Charles Bethke, Technical Advisory with PittMoss LLC, says growers are experiencing mounting pressures for efficient and environmentally responsible water management practices.

“In a world where sustainability is socially and economically essential and where legislation is advancing rapidly, growers need to employ products and management practices that foster responsible and efficient production,” says Bethke, who offers several management practices to use as a framework to help in achieving those goals.

  • Good water quality: Know your water alkalinity, pH, soluble salt content (EC), and the balance of dissolved minerals.
  • Appropriate container size: Containers should be sized to accommodate crop performance and management during development. Containers should not hold excessive quantities of water for extended periods of time.
  • Segregate crops to match water consumption: Experienced growers recognize that each crop has an optimal moisture level and grouping crops into water management blocks allows for high performance and plentiful development.
  • Timely delivery: Waiting until a crop wilts is often used as the signal for watering, but that causes stunting and alters the absorptivity and water-holding properties of the growing mix. It is a good practice to water on a timely basis and to inject a wetting agent into the water supply.
  • Accurate delivery: Be sure to hit your target, which is the growing substrate. Too often, watering systems spray water over a crop, anticipating that some of the water will shed off the foliage and soak into the pot.
  • Measured delivery: An abundance of moisture meters and measuring equipment exist to help quantify the amount of water needed and report what is being applied.
  • Volume adjustments as crops develop: Attentive growers are constantly changing the quantity and frequency of watering to compensate for the development of the crop.
  • Record the applications: A record of water applications is particularly important where management responsibilities can change or rotate. A log helps growers learn what has happened in the past and anticipate what to do in the future.

Correct Problems Early

Wettability is very important for a grower to consider when managing water, as poor wettability means poor water retention, more frequent irrigation, and poor shelf life. According to Daniel Norden, R&D Manager and Senior Technical Specialist at Profile Products, growers who buy premixed media should make sure they are doing first in, first out with themixes they purchase and be wary of loose-fill mixes older than six months. Baled mixes typically will go up to 12 months without wetting issues, and growers should ask how to interpret lot codes from the mix manufacturer so they know how old the mix is they purchased.

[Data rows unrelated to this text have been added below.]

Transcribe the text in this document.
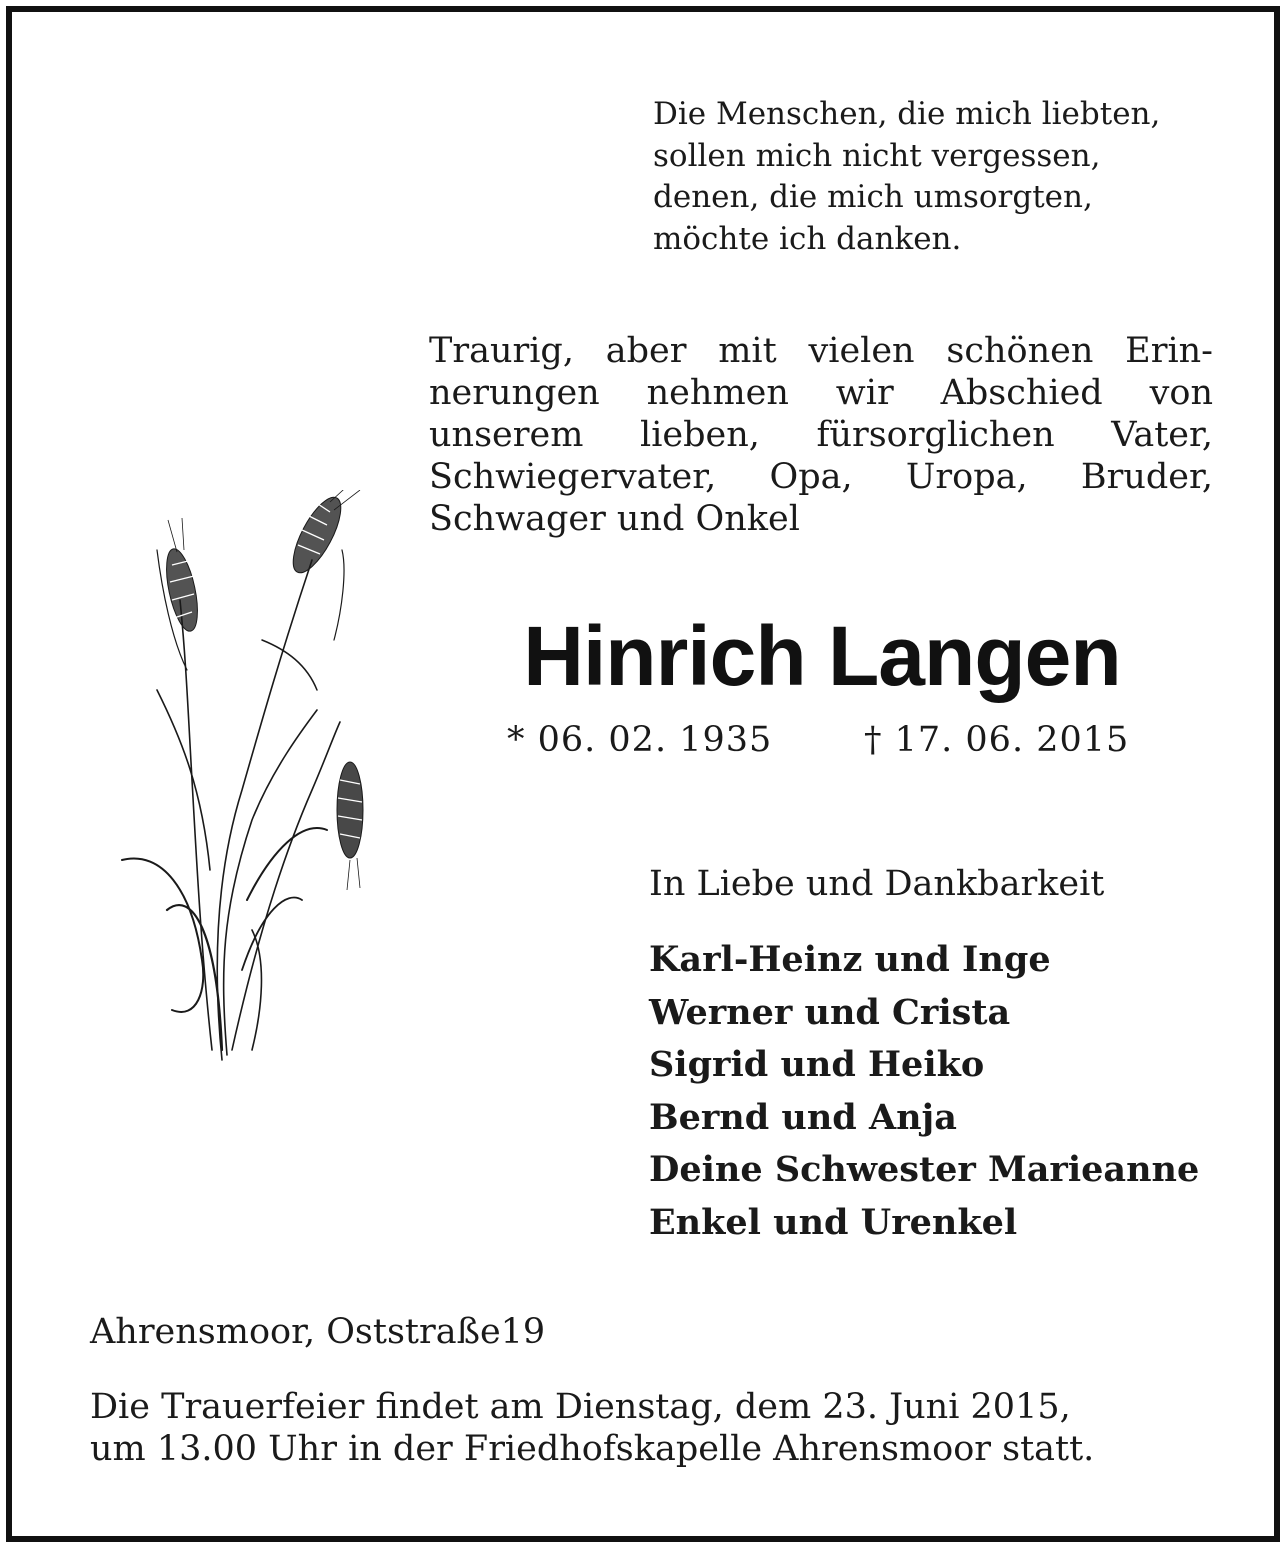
Die Menschen, die mich liebten,
sollen mich nicht vergessen,
denen, die mich umsorgten,
möchte ich danken.
Traurig, aber mit vielen schönen Erin-
nerungen nehmen wir Abschied von
unserem lieben, fürsorglichen Vater,
Schwiegervater, Opa, Uropa, Bruder,
Schwager und Onkel
Hinrich Langen
* 06. 02. 1935	† 17. 06. 2015
In Liebe und Dankbarkeit
Karl-Heinz und Inge
Werner und Crista
Sigrid und Heiko
Bernd und Anja
Deine Schwester Marieanne
Enkel und Urenkel
Ahrensmoor, Oststraße19
Die Trauerfeier findet am Dienstag, dem 23. Juni 2015,
um 13.00 Uhr in der Friedhofskapelle Ahrensmoor statt.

“Surfactants are subject to microbial decomposition, so there is a shelf life,” Norden says. ”In my opinion, drenching with a surfactant after potting is less effective than adding surfactant at blending and ensuring proper moisture content. Correct the issue before the mix goes into the pot.”

It’s also important for growers to know the physical properties of the mix they are using.

“Understand terms like total porosity, water-holding capacity, and air space,” Norden says. “Using this information will allow growers to understand how to adjust irrigation practices. Most blenders will have physical property specifications on various substrates already, which can help growers select the right mix for specific crops.”